DESIGN KEHIDUPAN SUPAYA SEGAR.
Anak kecil yang takut Api Neraka.
Dalam sebuah riwayat menyatakan bahwa ada seorang lelaki tua sedang berjalan-jalan di tepi sungai, sedang dia berjalan terpandang olehnya seorang anak kecil sedang mengambil wudu’ sambil menangis.Apabila orang tua itu melihat anak kecil itu menangis maka dia pun berkata, “Wahai anak kecil, mengapa kamu menangis?”
Maka berkata anak kecil itu, “Wahai Paman, saya telah membaca ayat Al Quran sehingga sampai kepada ayat yang berbunyi “Yaa ayyuhal ladziina aamanuu quu anfusakum” yang bermaksud “Wahai orang-orang yang beriman, jagalah olehmu sekalian akan dirimu.
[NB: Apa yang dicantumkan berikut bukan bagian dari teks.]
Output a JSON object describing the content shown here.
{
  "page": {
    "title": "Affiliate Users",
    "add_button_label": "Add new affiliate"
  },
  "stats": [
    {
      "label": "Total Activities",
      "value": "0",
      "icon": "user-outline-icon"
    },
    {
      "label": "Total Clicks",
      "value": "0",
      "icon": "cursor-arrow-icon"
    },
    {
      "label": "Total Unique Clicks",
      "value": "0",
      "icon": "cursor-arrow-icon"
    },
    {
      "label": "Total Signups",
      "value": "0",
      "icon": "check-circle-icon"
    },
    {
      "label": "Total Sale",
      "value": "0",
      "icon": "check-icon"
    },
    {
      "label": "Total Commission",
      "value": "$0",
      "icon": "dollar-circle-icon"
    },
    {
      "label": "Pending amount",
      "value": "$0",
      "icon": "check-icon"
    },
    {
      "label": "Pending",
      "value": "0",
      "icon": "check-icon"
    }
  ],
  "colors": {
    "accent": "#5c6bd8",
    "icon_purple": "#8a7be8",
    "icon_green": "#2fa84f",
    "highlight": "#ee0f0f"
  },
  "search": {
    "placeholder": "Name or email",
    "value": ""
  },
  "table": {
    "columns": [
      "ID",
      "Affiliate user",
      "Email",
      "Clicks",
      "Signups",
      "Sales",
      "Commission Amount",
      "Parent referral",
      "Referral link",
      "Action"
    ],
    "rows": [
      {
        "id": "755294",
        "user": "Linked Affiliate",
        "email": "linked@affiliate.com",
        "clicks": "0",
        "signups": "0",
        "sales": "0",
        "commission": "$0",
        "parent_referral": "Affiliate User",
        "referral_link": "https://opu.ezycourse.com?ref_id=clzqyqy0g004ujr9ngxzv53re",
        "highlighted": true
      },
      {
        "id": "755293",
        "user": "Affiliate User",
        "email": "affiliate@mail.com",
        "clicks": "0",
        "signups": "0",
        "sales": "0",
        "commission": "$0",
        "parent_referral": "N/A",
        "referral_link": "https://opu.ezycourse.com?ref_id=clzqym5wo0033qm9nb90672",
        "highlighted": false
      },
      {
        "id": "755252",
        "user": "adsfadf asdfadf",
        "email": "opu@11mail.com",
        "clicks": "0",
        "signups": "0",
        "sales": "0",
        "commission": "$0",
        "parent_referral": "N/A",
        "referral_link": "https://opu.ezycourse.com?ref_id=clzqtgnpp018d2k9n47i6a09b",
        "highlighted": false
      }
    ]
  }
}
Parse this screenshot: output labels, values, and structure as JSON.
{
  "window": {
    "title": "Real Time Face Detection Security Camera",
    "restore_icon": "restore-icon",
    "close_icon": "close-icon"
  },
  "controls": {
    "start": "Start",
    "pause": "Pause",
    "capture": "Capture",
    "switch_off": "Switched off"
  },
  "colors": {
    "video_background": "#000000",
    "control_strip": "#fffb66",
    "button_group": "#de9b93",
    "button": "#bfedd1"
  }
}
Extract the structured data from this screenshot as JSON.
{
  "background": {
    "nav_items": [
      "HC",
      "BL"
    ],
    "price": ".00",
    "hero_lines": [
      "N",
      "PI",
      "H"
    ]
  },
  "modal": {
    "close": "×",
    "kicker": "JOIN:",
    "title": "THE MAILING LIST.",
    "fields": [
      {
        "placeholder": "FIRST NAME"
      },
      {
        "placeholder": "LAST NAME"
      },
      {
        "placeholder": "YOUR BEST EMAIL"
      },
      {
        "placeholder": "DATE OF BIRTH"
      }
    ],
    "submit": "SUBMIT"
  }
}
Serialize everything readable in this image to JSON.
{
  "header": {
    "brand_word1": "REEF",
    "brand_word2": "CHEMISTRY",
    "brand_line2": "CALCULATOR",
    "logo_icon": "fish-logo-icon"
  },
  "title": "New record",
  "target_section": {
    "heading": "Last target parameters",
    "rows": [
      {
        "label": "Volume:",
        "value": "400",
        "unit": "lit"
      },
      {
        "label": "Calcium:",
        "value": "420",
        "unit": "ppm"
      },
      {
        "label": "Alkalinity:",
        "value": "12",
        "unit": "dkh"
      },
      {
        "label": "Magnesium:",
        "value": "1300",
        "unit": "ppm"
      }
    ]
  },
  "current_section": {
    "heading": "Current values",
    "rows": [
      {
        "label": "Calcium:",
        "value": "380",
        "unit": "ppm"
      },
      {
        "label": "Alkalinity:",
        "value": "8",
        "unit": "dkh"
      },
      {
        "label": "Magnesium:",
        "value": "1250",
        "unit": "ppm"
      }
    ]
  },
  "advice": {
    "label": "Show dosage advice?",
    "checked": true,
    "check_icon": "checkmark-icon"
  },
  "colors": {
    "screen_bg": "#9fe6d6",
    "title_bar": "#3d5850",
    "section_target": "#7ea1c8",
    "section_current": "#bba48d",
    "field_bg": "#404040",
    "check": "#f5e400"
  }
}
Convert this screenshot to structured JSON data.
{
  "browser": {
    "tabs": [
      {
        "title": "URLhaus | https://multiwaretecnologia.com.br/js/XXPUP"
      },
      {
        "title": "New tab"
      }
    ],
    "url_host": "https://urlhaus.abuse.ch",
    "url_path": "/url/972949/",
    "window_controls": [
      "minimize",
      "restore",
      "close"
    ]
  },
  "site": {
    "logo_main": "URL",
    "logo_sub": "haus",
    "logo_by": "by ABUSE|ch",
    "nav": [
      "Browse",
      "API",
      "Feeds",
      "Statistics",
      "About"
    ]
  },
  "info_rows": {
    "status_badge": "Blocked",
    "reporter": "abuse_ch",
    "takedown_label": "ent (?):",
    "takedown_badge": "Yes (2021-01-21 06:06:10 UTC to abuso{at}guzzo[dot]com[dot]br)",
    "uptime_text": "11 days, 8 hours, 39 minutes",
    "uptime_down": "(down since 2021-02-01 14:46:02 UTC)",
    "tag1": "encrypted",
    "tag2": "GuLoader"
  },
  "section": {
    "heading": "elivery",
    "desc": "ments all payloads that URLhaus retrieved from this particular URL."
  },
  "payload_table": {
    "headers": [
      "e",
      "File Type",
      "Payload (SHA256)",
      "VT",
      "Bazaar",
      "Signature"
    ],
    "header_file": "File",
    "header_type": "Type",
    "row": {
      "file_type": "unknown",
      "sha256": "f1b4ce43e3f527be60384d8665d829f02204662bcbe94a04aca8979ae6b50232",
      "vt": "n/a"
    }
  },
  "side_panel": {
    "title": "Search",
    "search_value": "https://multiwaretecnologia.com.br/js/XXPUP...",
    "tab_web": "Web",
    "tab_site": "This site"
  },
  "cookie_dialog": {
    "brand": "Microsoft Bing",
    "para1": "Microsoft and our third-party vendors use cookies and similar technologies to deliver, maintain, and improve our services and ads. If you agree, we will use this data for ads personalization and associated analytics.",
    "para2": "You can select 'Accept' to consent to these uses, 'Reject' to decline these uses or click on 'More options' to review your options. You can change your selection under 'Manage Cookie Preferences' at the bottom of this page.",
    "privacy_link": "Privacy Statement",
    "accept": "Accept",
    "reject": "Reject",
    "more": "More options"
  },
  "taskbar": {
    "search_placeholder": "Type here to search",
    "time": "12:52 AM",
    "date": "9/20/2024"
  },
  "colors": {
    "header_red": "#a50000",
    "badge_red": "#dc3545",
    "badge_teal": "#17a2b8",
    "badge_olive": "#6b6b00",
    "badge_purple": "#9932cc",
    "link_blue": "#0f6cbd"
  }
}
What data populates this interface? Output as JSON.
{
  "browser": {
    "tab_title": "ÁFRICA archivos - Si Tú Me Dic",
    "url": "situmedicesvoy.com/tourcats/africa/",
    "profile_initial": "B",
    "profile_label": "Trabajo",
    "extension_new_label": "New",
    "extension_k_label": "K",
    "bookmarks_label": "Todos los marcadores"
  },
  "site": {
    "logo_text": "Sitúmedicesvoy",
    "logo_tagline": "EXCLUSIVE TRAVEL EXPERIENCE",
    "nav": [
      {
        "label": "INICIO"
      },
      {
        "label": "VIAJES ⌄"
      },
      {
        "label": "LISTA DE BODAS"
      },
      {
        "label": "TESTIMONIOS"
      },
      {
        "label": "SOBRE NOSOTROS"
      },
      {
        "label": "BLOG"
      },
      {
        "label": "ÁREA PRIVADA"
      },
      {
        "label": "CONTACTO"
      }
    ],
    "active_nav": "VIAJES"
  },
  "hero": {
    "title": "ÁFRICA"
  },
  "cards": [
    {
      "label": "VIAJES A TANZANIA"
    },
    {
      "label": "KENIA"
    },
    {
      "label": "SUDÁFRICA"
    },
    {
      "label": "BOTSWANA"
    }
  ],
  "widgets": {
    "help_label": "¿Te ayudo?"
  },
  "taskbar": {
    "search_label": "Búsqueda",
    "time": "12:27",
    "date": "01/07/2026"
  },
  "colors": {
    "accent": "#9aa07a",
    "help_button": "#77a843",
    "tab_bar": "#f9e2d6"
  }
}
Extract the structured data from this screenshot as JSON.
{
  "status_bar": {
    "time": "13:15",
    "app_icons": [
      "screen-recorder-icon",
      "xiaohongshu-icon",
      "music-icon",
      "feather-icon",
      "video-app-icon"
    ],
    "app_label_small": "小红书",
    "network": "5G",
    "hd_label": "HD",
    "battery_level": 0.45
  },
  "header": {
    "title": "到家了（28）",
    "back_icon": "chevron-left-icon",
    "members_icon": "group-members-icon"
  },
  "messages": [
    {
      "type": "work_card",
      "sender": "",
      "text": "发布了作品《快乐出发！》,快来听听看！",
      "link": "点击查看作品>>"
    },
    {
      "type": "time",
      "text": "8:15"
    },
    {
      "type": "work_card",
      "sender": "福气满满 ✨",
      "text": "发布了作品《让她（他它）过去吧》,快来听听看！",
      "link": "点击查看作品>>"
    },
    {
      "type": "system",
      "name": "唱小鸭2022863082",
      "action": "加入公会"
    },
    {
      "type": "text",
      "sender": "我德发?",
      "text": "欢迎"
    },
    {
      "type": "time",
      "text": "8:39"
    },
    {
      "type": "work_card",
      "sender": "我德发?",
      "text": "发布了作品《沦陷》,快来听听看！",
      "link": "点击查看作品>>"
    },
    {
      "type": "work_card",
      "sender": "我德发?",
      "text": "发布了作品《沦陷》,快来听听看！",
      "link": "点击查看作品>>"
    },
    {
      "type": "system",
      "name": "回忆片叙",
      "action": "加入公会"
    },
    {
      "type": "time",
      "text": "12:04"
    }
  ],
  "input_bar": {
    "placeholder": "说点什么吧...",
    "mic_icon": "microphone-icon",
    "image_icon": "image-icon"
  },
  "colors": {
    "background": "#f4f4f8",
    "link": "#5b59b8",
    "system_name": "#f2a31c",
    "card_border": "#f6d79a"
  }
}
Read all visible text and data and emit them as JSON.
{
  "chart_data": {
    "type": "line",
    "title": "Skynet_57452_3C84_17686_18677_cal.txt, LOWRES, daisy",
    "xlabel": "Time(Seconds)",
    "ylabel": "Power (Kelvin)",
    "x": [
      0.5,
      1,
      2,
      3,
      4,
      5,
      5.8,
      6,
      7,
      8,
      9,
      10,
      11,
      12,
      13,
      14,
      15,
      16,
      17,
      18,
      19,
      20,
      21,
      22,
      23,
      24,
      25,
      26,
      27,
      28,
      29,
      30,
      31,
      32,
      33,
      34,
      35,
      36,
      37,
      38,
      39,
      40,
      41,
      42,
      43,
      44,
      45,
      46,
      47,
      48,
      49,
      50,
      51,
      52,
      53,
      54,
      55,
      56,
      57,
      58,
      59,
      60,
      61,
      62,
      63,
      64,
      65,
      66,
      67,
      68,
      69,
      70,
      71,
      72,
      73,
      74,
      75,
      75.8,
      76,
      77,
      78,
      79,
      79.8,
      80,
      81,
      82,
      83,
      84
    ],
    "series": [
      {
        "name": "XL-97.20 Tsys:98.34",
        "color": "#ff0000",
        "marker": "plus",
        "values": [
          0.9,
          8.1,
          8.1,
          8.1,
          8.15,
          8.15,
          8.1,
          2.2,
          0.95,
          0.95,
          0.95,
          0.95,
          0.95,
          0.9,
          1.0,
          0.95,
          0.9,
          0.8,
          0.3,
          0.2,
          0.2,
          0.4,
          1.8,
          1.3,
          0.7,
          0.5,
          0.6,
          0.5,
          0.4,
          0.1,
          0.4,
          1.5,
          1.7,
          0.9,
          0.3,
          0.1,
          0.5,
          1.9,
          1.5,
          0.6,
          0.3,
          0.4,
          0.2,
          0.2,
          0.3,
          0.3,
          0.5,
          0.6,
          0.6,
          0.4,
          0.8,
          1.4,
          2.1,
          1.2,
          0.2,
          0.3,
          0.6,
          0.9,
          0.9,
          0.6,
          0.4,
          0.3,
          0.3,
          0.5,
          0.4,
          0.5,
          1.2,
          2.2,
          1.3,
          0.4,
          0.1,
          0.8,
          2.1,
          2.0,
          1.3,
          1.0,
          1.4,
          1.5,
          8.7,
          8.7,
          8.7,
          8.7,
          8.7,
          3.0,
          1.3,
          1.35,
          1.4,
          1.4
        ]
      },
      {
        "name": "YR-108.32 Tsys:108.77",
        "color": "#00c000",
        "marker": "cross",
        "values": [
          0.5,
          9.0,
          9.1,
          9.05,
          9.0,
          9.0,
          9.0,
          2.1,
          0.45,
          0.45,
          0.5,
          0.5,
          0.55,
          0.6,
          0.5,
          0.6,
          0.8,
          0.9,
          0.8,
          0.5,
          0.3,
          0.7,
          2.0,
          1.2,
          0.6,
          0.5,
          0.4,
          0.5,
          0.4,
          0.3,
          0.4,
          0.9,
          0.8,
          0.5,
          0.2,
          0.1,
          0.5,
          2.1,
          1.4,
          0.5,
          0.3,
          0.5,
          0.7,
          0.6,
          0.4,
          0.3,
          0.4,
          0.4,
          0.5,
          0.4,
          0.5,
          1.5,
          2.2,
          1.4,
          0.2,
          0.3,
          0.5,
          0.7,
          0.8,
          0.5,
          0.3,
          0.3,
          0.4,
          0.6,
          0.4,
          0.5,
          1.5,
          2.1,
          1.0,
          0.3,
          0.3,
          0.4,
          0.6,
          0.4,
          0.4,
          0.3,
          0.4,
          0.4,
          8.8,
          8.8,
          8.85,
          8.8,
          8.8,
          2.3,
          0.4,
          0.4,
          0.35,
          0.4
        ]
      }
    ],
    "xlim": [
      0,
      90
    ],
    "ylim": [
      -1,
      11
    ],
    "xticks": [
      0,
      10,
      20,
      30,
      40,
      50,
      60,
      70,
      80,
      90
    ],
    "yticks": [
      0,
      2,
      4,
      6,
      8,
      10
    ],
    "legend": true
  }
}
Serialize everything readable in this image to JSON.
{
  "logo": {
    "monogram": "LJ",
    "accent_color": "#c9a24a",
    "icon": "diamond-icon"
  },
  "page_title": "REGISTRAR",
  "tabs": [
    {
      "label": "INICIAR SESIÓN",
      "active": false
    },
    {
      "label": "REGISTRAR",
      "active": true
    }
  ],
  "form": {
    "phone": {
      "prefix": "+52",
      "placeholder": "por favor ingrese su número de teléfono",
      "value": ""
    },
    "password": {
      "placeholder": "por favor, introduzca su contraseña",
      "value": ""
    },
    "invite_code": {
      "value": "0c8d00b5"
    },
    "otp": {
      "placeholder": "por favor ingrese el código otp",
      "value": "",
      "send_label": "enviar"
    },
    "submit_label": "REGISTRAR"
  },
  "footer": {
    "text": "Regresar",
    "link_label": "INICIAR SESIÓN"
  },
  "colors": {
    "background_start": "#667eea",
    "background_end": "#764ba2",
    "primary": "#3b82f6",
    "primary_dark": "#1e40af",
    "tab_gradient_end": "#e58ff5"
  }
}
” Saya menangis sebab saya takut akan dimasukkan ke dalam neraka.”Berkata orang tua itu, “Wahai Anak, janganlah kamu takut sesungguhnya kamu terpelihara dan kamu tidak akan dimasukkan ke dalam neraka.” Berkata anak kecil itu, “Wahai Paman, Paman adalah orang yang berakal, tidakkah Paman lihat kalau orang menyalakan api maka yang pertama sekali mereka akan meletakkan ranting-ranting kayu yang kecil dahulu kemudian baru mereka meletakkan kayu besar. Jadi, tentulah saya yang kecil ini akan dibakar dahulu sebelum dibakar orang dewasa.”Berkata orang tua itu, sambil menangis, “Sesungguhnya anak kecil ini lebih takut kepada neraka daripada orang yang dewasa maka bagaimanakah keadaan kami nanti?”.
Ada ayat yang mengatakan, ketahuilah bahwa hanya dengan mengingat ALLAH hati menjadi tenang. Pada ayat lain dikatakan, orang mukmin itu bila disebut nama ALLAH gemetarlah hatinya. Nampaknya seperti ada double standard, yang pertama tenang, yang kedua gemetar. Sebenarnya yang dimaksud tenang adalah tenang terhadap dunia. Walau dia sakit kritikal dan memiliki berbagai kesusahan dan ujian dunia, jiwanya tidak susah.
Tetapi dengan Tuhan, hatinya selalu bergelombang kerana selalu terkenang akan dosa-dosanya, baik fizikal dia sakit atau pun tidak sakit. Yang tidak tenang itu dengan Tuhan, dengan akhirat, bukan dengan dunia.Kita dapat membezakan mana orang yang tidak tenang dengan akhirat dan mana yang tidak tenang dengan dunia. Orang yang beriman yang tidak tenang dengan akhirat, dengan Tuhan maka dia akan jadi insan yang tenang, tidak emosi, tidak pemarah.
Tetapi kalau dia tidak tenang dengan dunia, maka biasanya dia menjadi insan yang pemarah, mudah meradang, gelisah, buat masalah. Pemarah, ego, sombong dan berbagai sifat mazmumah (sifat keji) yang lain ada hubungannya dengan rasa berTuhan. Orang yang rasa berTuhannya lemah, walau dia ulama tak ada hubungan dengan Tuhan atau lemah akan mudah tertipu dengan dunia.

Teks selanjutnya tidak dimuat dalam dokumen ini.